Intel Corp. is taking advantage of bond interest rates below its dividend yield as the world's largest semiconductor maker borrows to buy back stock battered by its lagging share in the smartphone and tablet markets.
The firm issued $6 billion of debentures in a four-part sale yesterday with an average coupon of 2.38 percent that will help fund its stock buyback program. That's lower than Intel's indicated dividend yield of 4.5 percent on equity that trades at a lower price relative to earnings than every profitable firm in the 30-member Philadelphia Semiconductor Index.
Intel is enriching shareholders with borrowed money for the second time in 15 months after selling $5 billion of debt in September 2011. While its shares have underperformed as the Santa Clara, California-based firm and Microsoft Corp. Struggle to combat Apple Inc. in the $63.2 billion tablet market, bonds of the industry's biggest generator of cash trade at tighter relative yields than the average for technology companies.

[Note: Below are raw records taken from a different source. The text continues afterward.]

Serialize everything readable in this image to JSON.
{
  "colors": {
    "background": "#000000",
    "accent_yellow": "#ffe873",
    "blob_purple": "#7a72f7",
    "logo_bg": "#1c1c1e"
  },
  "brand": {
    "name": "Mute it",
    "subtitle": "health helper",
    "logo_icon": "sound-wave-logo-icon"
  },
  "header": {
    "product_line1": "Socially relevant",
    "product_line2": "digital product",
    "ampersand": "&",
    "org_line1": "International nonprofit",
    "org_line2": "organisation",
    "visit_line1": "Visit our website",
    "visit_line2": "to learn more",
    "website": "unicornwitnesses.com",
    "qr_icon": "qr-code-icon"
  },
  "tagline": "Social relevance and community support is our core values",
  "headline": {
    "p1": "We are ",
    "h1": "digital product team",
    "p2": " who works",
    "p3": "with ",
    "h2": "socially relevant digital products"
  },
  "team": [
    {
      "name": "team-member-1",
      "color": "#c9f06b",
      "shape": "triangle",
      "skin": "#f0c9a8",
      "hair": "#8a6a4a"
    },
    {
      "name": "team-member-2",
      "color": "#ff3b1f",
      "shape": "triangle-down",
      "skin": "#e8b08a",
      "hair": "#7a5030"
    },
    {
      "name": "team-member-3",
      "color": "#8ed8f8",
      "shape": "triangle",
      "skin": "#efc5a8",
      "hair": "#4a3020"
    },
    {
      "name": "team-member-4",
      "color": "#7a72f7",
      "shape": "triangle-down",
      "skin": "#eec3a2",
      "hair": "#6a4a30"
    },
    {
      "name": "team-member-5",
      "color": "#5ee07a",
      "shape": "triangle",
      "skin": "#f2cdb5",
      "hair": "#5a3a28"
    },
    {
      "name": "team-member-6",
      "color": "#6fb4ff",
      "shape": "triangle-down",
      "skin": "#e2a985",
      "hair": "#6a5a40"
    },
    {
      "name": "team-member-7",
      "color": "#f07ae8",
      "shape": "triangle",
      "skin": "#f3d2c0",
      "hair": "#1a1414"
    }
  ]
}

“They're essentially doing an arbitrage by borrowing at cheaper rates and retiring higher-cost equity,” Alan Shepard, an analyst at Madison Investment Advisors Inc., which holds Intel debt and oversees about $16 billion in Madison, Wisconsin, said in an e-mail. “Given that Intel has relatively low leverage, this shouldn't affect its ratings.”
Eoin Treacy's view Intel has lost market share by not adapting fast enough to the brave new world of mobile devices but it remains a major player in the chip market. The share currently has a dividend yield of 4.48%, P/E of 8.62 and fell abruptly in November to test the 2011 lows near $20. This represents a potential area of support and a sustained move below $19.25 would be required to question potential for at least an additional unwind of the short-term oversold condition.
On a weighted average cost of capital basis, short and long-term debt makes up a negligible proportion of the company's liabilities so it has room to increase its debt load in order to buy back its shares. This is a trend which has been evident across the equity sector for much of the last year as low interest rates, demand for debt and ambivalence towards the equity market make balance sheet optimisation more attractive.
I performed a search of Bloomberg this morning for European and US shares whose dividend yield is greater than the average coupon they pay on their debt. Here is the list of 159 shares. These represent companies who may be tempted to use new debt to buy back their shares. Some of the more notable entries are:
Vodafone announced today that it had bought back 7.5m shares. It currently yields 6.7% and is testing the lower side of its almost two-year range near 160p. A sustained move below that level would be required to question current scope for an additional bounce. A number of other European telecoms appear on this list.
Nestle is an S&P Europe 350 dividend aristocrat and currently yields 3.19%. While the company has an impressive record of returning money to shareholders, there is an argument for reducing the supply of stock. The share found support in the region of the 200-day MA four weeks ago and a sustained move below it would be required to begin to question medium-term upside potential.
Costco remains one of the better performing shares in the USA and paid a special cash dividend of $7 in November. It normally yields closer to 1.1%. A sustained move below the 200-day MA would be required to question the consistency of the medium-term uptrend.
Following a steep decline following the US Presidential election Southern Corp's yield has risen to 4.46% and the attractiveness of buying back its shares has increased. The share found support in the region of $41.80 three weeks ago and a sustained move below that area would be required to check potential for an additional bounce.